You're missing one aspect.

You're missing something re: .txt and .html files:

I drew the comparison with .txt and .html to show what the intent behind .pdf is, so let me try again:

Prior to PDF, if you as a designer wanted let a client see a project without visiting them in person, you had few options: fax hard copy; send a .qxp file, hoping the person on the other end had XPress and all the right fonts, etc.; or sending the file in format which which could be read by a majority of applications (at the time in the '90s, it was .txt. .doc. or .html). All of these had drawbacks, and the latter formats meant that you lost your design. The recipient could _read_ it, but the design integrity was lost.

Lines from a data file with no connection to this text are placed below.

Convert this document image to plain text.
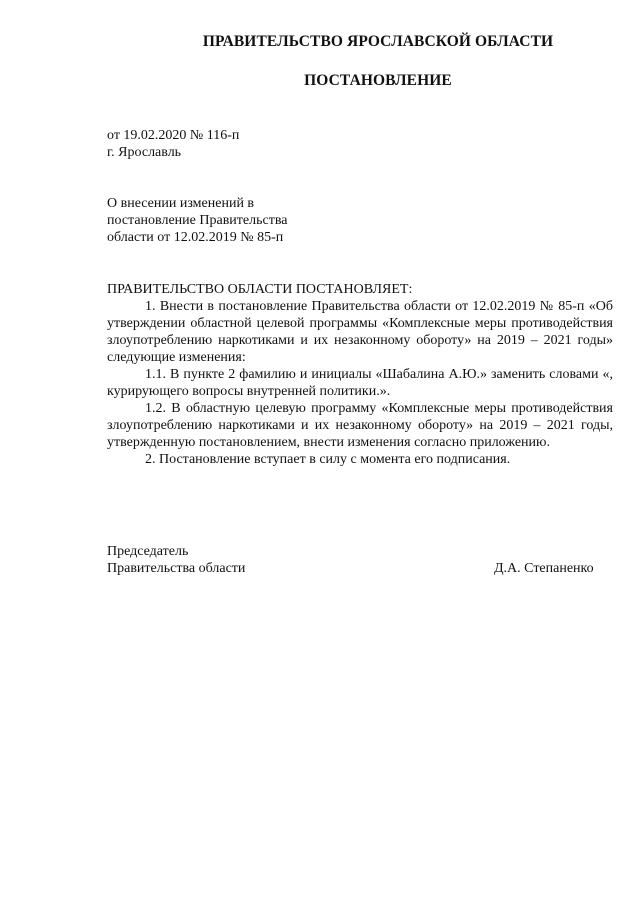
ПРАВИТЕЛЬСТВО ЯРОСЛАВСКОЙ ОБЛАСТИ
ПОСТАНОВЛЕНИЕ
от 19.02.2020 № 116-п
г. Ярославль
О внесении изменений в
постановление Правительства
области от 12.02.2019 № 85-п

ПРАВИТЕЛЬСТВО ОБЛАСТИ ПОСТАНОВЛЯЕТ:

1. Внести в постановление Правительства области от 12.02.2019 № 85-п «Об утверждении областной целевой программы «Комплексные меры противодействия злоупотреблению наркотиками и их незаконному обороту» на 2019 – 2021 годы» следующие изменения:

1.1. В пункте 2 фамилию и инициалы «Шабалина А.Ю.» заменить словами «, курирующего вопросы внутренней политики.».

1.2. В областную целевую программу «Комплексные меры противодействия злоупотреблению наркотиками и их незаконному обороту» на 2019 – 2021 годы, утвержденную постановлением, внести изменения согласно приложению.

2. Постановление вступает в силу с момента его подписания.

Председатель
Правительства области	Д.А. Степаненко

The idea behind PDF was to allow as many people as possible to see a file with all its formatting intact. And in truth, that's what PDF has done. You can distill almost any file into PDF and have your fonts and images intact. If you're a QXP user and you send a file to someone who has InDesign installed, PDF is still the most failthful way to communicate your design intent (as the conversion between QXP and ID isn't very good).

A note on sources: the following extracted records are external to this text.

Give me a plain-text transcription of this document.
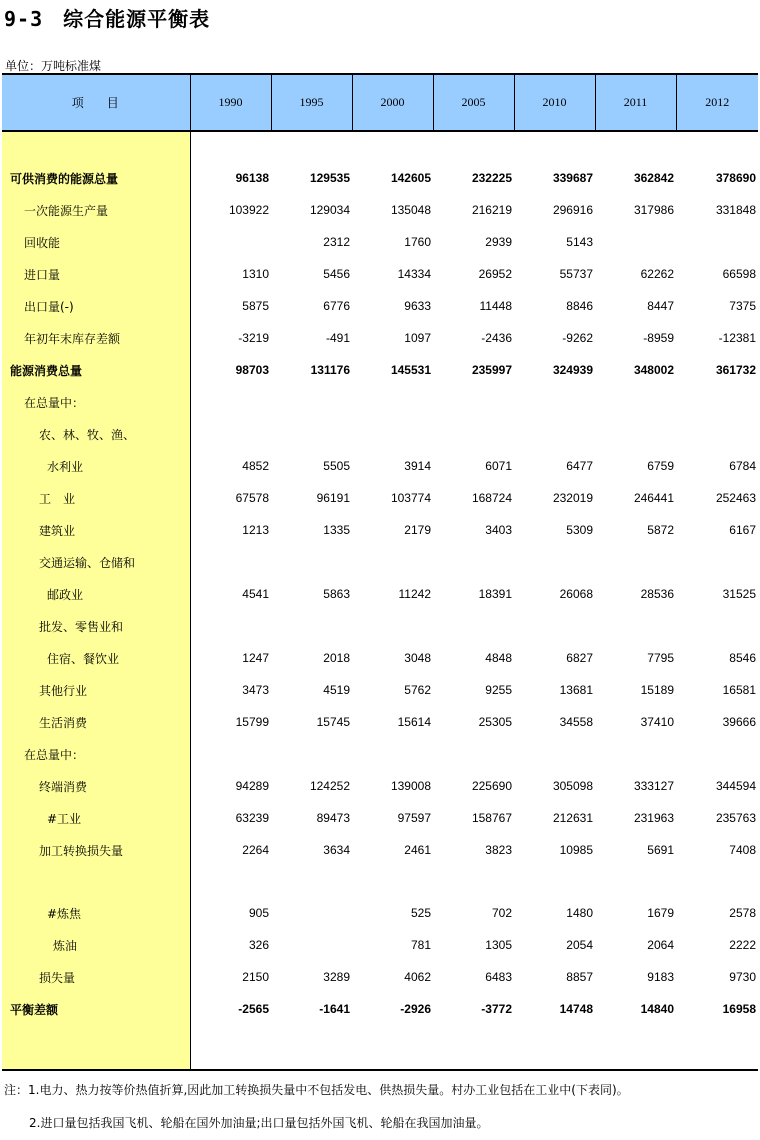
9-3 综合能源平衡表
单位：万吨标准煤
项 目	1990	1995	2000	2005	2010	2011	2012

可供消费的能源总量	96138	129535	142605	232225	339687	362842	378690
一次能源生产量	103922	129034	135048	216219	296916	317986	331848
回收能		2312	1760	2939	5143		
进口量	1310	5456	14334	26952	55737	62262	66598
出口量(-)	5875	6776	9633	11448	8846	8447	7375
年初年末库存差额	-3219	-491	1097	-2436	-9262	-8959	-12381
能源消费总量	98703	131176	145531	235997	324939	348002	361732
在总量中：							
农、林、牧、渔、							
水利业	4852	5505	3914	6071	6477	6759	6784
工　业	67578	96191	103774	168724	232019	246441	252463
建筑业	1213	1335	2179	3403	5309	5872	6167
交通运输、仓储和							
邮政业	4541	5863	11242	18391	26068	28536	31525
批发、零售业和							
住宿、餐饮业	1247	2018	3048	4848	6827	7795	8546
其他行业	3473	4519	5762	9255	13681	15189	16581
生活消费	15799	15745	15614	25305	34558	37410	39666
在总量中：							
终端消费	94289	124252	139008	225690	305098	333127	344594
#工业	63239	89473	97597	158767	212631	231963	235763
加工转换损失量	2264	3634	2461	3823	10985	5691	7408

#炼焦	905		525	702	1480	1679	2578
炼油	326		781	1305	2054	2064	2222
损失量	2150	3289	4062	6483	8857	9183	9730
平衡差额	-2565	-1641	-2926	-3772	14748	14840	16958

注：1.电力、热力按等价热值折算,因此加工转换损失量中不包括发电、供热损失量。村办工业包括在工业中(下表同)。
2.进口量包括我国飞机、轮船在国外加油量;出口量包括外国飞机、轮船在我国加油量。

Hey, I'm not criticizing you or any designers for not liking it. I understand there is more to be done.

But it is very true that the original idea behind it was to help the design community, not alienate it, as it apparently has done. I'm merely pointing that out.

-- Pamela Pfiffner

7

Strongly Disagree

Quote:
I suggest a slight shift of messaging. Instead of focusing on the process, focus on the technology.

Quote:
So why isn't that message drummed into designers' heads?

Because this is just the opposite of good design principles. Technology is a tool.

Your own examples don't support your article .txt files are created by typists and .html files (.htm) are created for web purposes.

For professional printing purposes, .pdf files are the poor cousins of .qxd, .eps, .tif, .psd, etc. The difference is that anyone can have access to .pdf files and can change things they don't understand.

.pdf is a cheap replacement for the time, money and experience it takes to work with design software. As such, it is clearly here to stay.

I hate it because it is a completely unnecessary step that lowers the standards for everyone.

As far as Adobe being known for postscript. I agree. Postscript was a good thing, though. It brought computer production up to professional resolution levels and raised the bar on quality.

.pdf is a "good enough" kind of technology. It is used mostly as a cost-cutting tool. Trying to sell it as anything else is just wrong.